In picture mode, you can pause, go back or forward to apps that support these controls. You can tap a control to enter full screen mode or close the video completely, such as For example, when you finish a FaceTime call.

What Google and Samsung can learn from Apple

Apple’s Picture-in-Picture feature has two advantages over Android PiP. I felt my eyes light up when Apple demonstrated the docking feature in iOS 14. On Android phones, you can drag a PiP window anywhere on the screen you want. However, if you move it to the edge, it will twirl around like a bowling ball at a kid’s birthday party.

I can’t tell you how many times I closed a PiP window annoying that it kept getting in the way. However, you don’t want to stop the video all the time. The option to resume audio playback after the video is docked is extremely useful for FaceTime calls, allowing you to temporarily make full use of your screen while you talk to the other person.

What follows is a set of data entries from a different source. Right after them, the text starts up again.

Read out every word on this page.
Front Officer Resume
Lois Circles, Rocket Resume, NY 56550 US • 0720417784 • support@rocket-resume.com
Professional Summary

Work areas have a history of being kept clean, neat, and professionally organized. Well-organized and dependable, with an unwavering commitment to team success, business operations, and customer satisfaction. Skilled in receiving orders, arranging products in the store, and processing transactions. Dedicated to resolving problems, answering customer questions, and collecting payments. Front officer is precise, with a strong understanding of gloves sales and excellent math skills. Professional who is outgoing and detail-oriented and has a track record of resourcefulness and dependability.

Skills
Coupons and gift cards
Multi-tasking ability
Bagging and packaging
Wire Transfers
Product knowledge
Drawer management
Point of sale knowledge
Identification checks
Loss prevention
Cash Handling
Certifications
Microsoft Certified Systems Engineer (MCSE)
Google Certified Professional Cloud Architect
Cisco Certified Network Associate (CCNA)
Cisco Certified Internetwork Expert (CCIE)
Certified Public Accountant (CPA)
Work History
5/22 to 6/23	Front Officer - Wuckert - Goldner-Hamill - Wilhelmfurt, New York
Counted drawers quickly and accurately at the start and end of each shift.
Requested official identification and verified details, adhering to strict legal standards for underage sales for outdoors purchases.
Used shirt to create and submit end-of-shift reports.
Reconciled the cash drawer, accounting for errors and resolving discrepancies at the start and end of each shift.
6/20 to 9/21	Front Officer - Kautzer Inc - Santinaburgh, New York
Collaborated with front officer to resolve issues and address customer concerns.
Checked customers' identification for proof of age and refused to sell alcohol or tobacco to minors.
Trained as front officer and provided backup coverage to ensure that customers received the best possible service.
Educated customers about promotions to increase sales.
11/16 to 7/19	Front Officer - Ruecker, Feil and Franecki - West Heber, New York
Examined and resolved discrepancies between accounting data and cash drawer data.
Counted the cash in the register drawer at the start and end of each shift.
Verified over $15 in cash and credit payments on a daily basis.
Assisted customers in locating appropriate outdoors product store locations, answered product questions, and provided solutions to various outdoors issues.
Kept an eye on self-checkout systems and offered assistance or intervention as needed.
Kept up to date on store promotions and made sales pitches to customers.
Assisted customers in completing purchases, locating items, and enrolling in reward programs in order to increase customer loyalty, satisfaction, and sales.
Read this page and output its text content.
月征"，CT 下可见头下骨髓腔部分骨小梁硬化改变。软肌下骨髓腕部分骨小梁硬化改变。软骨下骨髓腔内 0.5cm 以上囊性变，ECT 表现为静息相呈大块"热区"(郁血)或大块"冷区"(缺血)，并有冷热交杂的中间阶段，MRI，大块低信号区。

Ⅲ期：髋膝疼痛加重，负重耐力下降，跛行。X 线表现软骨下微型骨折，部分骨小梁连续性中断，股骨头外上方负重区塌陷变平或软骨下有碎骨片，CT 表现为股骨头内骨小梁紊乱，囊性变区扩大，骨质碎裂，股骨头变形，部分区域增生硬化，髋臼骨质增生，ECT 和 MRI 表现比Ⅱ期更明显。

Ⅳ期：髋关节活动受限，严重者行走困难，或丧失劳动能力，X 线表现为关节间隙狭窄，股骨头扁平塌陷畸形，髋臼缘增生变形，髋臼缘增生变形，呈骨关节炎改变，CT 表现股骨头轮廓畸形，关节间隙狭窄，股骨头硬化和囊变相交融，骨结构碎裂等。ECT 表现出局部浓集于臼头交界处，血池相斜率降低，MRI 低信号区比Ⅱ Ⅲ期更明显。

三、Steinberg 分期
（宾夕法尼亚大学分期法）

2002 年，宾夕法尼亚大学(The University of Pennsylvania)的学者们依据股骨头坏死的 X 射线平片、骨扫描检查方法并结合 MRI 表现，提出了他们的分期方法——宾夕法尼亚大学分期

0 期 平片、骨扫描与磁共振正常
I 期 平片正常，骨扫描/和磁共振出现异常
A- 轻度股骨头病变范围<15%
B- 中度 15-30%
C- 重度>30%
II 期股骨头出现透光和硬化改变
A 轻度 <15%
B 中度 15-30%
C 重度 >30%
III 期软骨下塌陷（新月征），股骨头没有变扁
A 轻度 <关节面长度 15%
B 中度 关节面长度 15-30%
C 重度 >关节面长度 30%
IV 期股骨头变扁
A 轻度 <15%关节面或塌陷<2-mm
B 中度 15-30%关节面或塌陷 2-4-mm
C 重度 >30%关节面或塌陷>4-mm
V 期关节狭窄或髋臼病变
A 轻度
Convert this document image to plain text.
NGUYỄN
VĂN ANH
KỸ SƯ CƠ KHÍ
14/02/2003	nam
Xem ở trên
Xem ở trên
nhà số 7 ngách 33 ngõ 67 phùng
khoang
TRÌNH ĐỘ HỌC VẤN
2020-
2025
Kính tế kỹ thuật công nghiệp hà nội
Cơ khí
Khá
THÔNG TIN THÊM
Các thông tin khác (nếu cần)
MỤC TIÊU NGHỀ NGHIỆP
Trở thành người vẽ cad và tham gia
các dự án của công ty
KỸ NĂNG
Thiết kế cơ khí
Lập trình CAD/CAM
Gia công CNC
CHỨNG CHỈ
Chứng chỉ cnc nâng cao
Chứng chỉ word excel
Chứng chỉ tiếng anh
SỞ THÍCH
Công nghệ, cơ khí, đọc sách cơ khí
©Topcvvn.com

For example, you may need to follow the instructions carefully but still want them to be able to see your face on video.

Zooming is the other potential highlight with Apple’s picture-in-picture tool. It doesn’t exist for Android. On phones like that Samsung Galaxy S20 and OnePlus 8 Pro ($ 999 at OnePlus)I was able to zoom in to make it a bit bigger and a second attempt at zooming opened it at full size. If Apple’s method offers real scaling (it seems) and works as advertised, this could catch other phone brands’ attention.

What the iPhone picture in picture cannot

Apple’s new feature only works with videos, compared to PiP on Android, which also works with Google Maps. As someone with a deplorable sense of direction, keeping an eye on walking direction while I do whatever else I do has been a lifesaver more times than I can count. Hopefully in the future Apple will include Apple and Google Maps in the Picture in Picture area.